In the notices, the FDA said that the recalls were upgraded to Class II, or second out of a three-tier system, which the agency defines as a “situation in which use of or exposure to a violative product may cause temporary or medically reversible adverse health consequences or where the probability of serious adverse health consequences is remote.”
Other products, which are not over-the-counter medications, that were distributed by Gold Star are also under recall, according to a slew of notices posted by the agency on Jan. 14.
Several types of Colgate toothpaste, Axe Body Spray in different varieties, Vaseline products, Lucky Ice mouthwash, Personal Care Vaporizing Chest Rub, Carmex products, Personal Care Ice Gel, and Swan White Clear Alcohol are under recall, according to the notices. The FDA also classified those as Class II for the same sanitary-related reason at the distribution center.
An FDA-issued news release from Gold Star about the recall in late December stated that bird and rodent feces were discovered at the facility. Affected products include medical devices, drugs, human food, pet food, and cosmetic products, the agency said. The products were distributed in more than 50 stores, nearly all of them in the Minneapolis-St. Paul area.
The reason for the recall, the company also said, is due to a “potential salmonella contamination, presence of rodent and avian contamination, and insanitary conditions during the storage process.”
People who consume or handle the products could become sickened because of “adulteration from pests, including rodents, birds and insects,” it said.

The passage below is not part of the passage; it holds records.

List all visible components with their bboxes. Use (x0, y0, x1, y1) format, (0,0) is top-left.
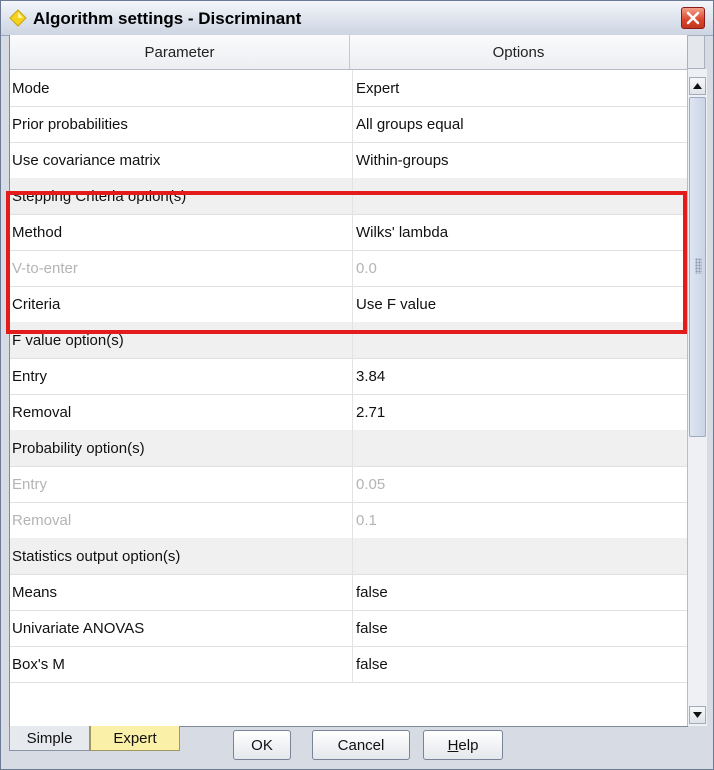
close-button[interactable] (681, 7, 705, 29)
cancel-button[interactable]: Cancel (312, 730, 410, 760)
table-row[interactable]: Criteria Use F value (10, 286, 687, 323)
parameter-cell: Entry (12, 476, 48, 493)
grip-icon (695, 258, 702, 274)
section-row: F value option(s) (10, 322, 687, 359)
table-row[interactable]: Method Wilks' lambda (10, 214, 687, 251)
parameter-cell: V-to-enter (12, 260, 78, 277)
table-row[interactable]: Entry 3.84 (10, 358, 687, 395)
option-cell[interactable]: false (352, 574, 687, 610)
table-header: Parameter Options (10, 35, 687, 70)
option-cell[interactable]: Within-groups (352, 142, 687, 178)
help-button[interactable]: Help (423, 730, 503, 760)
option-cell[interactable]: 2.71 (352, 394, 687, 430)
parameter-cell: Means (12, 584, 58, 601)
window-title: Algorithm settings - Discriminant (33, 9, 302, 28)
help-mnemonic: H (447, 737, 459, 754)
parameter-cell: Use covariance matrix (12, 152, 161, 169)
scroll-corner (687, 35, 705, 69)
table-row[interactable]: Univariate ANOVAS false (10, 610, 687, 647)
option-cell[interactable]: All groups equal (352, 106, 687, 142)
parameter-cell: Stepping Criteria option(s) (12, 188, 187, 205)
option-cell (352, 430, 687, 466)
parameter-cell: Criteria (12, 296, 61, 313)
parameter-cell: Removal (12, 512, 72, 529)
column-header-options[interactable]: Options (350, 35, 687, 69)
parameter-cell: Box's M (12, 656, 65, 673)
option-cell: 0.05 (352, 466, 687, 502)
option-cell[interactable]: 3.84 (352, 358, 687, 394)
section-row: Stepping Criteria option(s) (10, 178, 687, 215)
table-row[interactable]: Use covariance matrix Within-groups (10, 142, 687, 179)
table-row[interactable]: Removal 2.71 (10, 394, 687, 431)
scroll-thumb[interactable] (689, 97, 706, 437)
close-icon (686, 11, 700, 25)
parameter-cell: F value option(s) (12, 332, 124, 349)
diamond-icon (9, 9, 27, 27)
parameter-cell: Probability option(s) (12, 440, 145, 457)
option-cell (352, 178, 687, 214)
vertical-scrollbar[interactable] (687, 69, 707, 726)
option-cell[interactable]: Use F value (352, 286, 687, 322)
table-row[interactable]: V-to-enter 0.0 (10, 250, 687, 287)
column-header-parameter[interactable]: Parameter (10, 35, 350, 69)
parameter-cell: Entry (12, 368, 48, 385)
parameter-cell: Statistics output option(s) (12, 548, 181, 565)
table-row[interactable]: Entry 0.05 (10, 466, 687, 503)
table-row[interactable]: Means false (10, 574, 687, 611)
scroll-down-icon (693, 712, 702, 718)
settings-table: Parameter Options Mode Expert Prior probab… (9, 35, 688, 727)
tab-expert[interactable]: Expert (90, 726, 180, 751)
title-bar[interactable]: Algorithm settings - Discriminant (1, 1, 713, 36)
option-cell[interactable]: Wilks' lambda (352, 214, 687, 250)
parameter-cell: Mode (12, 80, 50, 97)
table-row[interactable]: Removal 0.1 (10, 502, 687, 539)
option-cell[interactable]: false (352, 646, 687, 682)
parameter-cell: Method (12, 224, 63, 241)
option-cell: 0.1 (352, 502, 687, 538)
table-row[interactable]: Mode Expert (10, 70, 687, 107)
parameter-cell: Univariate ANOVAS (12, 620, 145, 637)
scroll-up-icon (693, 83, 702, 89)
option-cell (352, 322, 687, 358)
section-row: Statistics output option(s) (10, 538, 687, 575)
option-cell (352, 538, 687, 574)
tab-simple[interactable]: Simple (9, 726, 90, 751)
parameter-cell: Removal (12, 404, 72, 421)
table-row[interactable]: Box's M false (10, 646, 687, 683)
option-cell: 0.0 (352, 250, 687, 286)
ok-button[interactable]: OK (233, 730, 291, 760)
parameter-cell: Prior probabilities (12, 116, 128, 133)
section-row: Probability option(s) (10, 430, 687, 467)
scroll-down-button[interactable] (689, 706, 706, 724)
table-row[interactable]: Prior probabilities All groups equal (10, 106, 687, 143)
algorithm-settings-dialog: Algorithm settings - Discriminant Parame… (0, 0, 714, 770)
scroll-up-button[interactable] (689, 77, 706, 95)
help-label: elp (458, 737, 479, 754)
option-cell[interactable]: Expert (352, 70, 687, 106)
option-cell[interactable]: false (352, 610, 687, 646)
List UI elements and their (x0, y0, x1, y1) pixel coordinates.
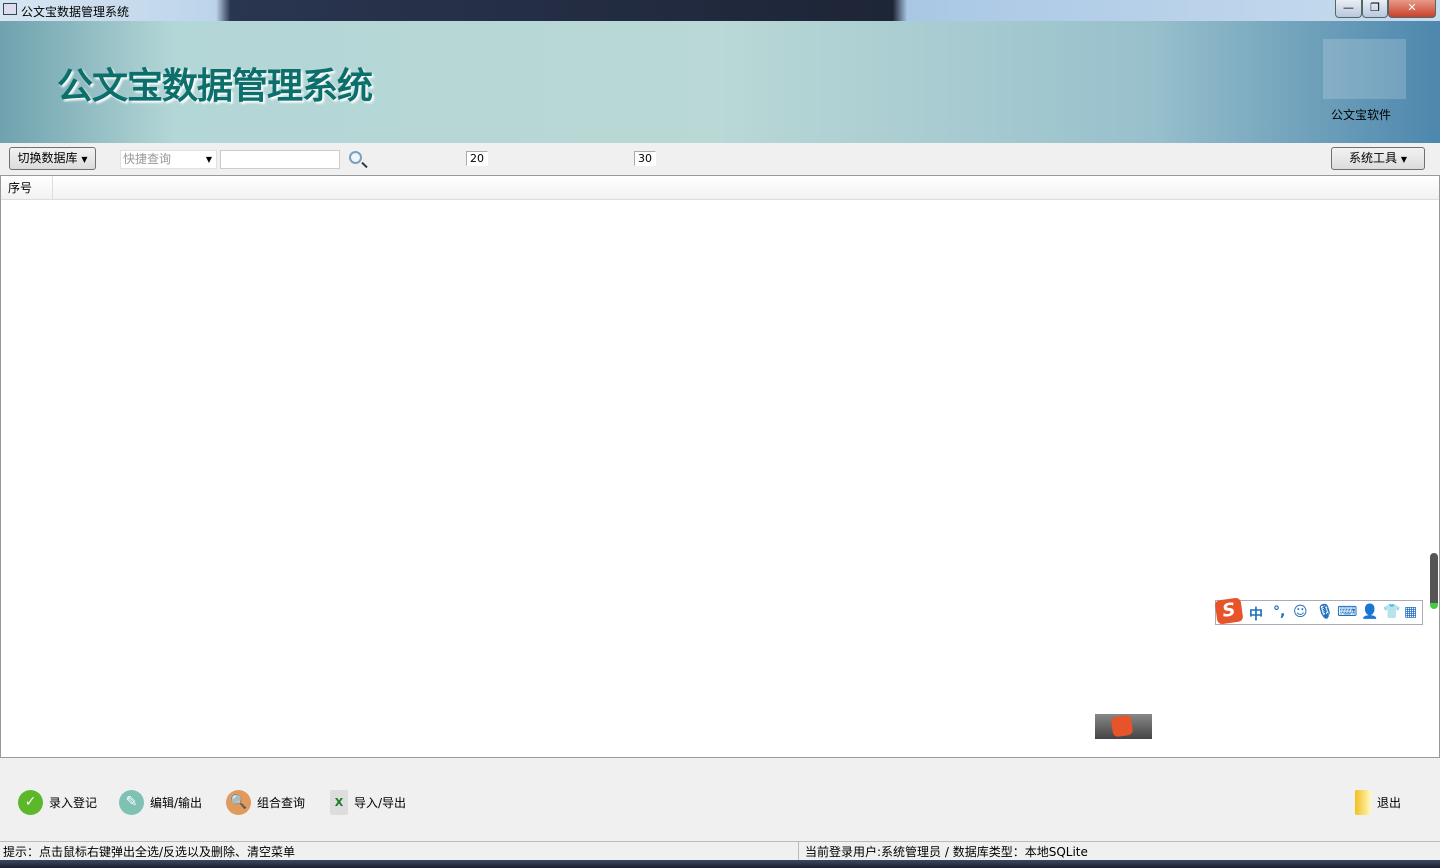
switch-database-label: 切换数据库 (17, 151, 78, 165)
app-icon (3, 3, 17, 15)
quick-query-placeholder: 快捷查询 (123, 152, 172, 166)
dropdown-arrow-icon: ▼ (81, 155, 88, 164)
field-30[interactable]: 30 (634, 151, 656, 166)
side-scroll-handle[interactable] (1430, 553, 1438, 609)
import-export-button[interactable]: X 导入/导出 (330, 790, 406, 815)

An FDA investigation discovered that Gold Star facilities harbored “rodent excreta, rodent urine, and bird droppings in areas where medical devices, drugs, human food, pet food, and cosmetic products were held,” according to the release.
No illnesses were reported when the recall notice was issued on Dec. 26.
“Consumers and retailers who purchased the affected products should destroy the products as soon as possible and verify such destruction by receipt provided to Gold Star,” the recall notice stated. “Products should not be shipped back to Gold Star under any circumstances. Gold Star will provide refunds upon request.”
Salmonella symptoms can include diarrhea, fever, vomiting, dehydration, and abdominal cramps, among others, federal health officials say. Signs and symptoms generally begin between six hours and six days after exposure and can last up to a week.
Although most people recover without medical treatment, the illness can be severe, especially for young children, older adults, and people with compromised immune systems.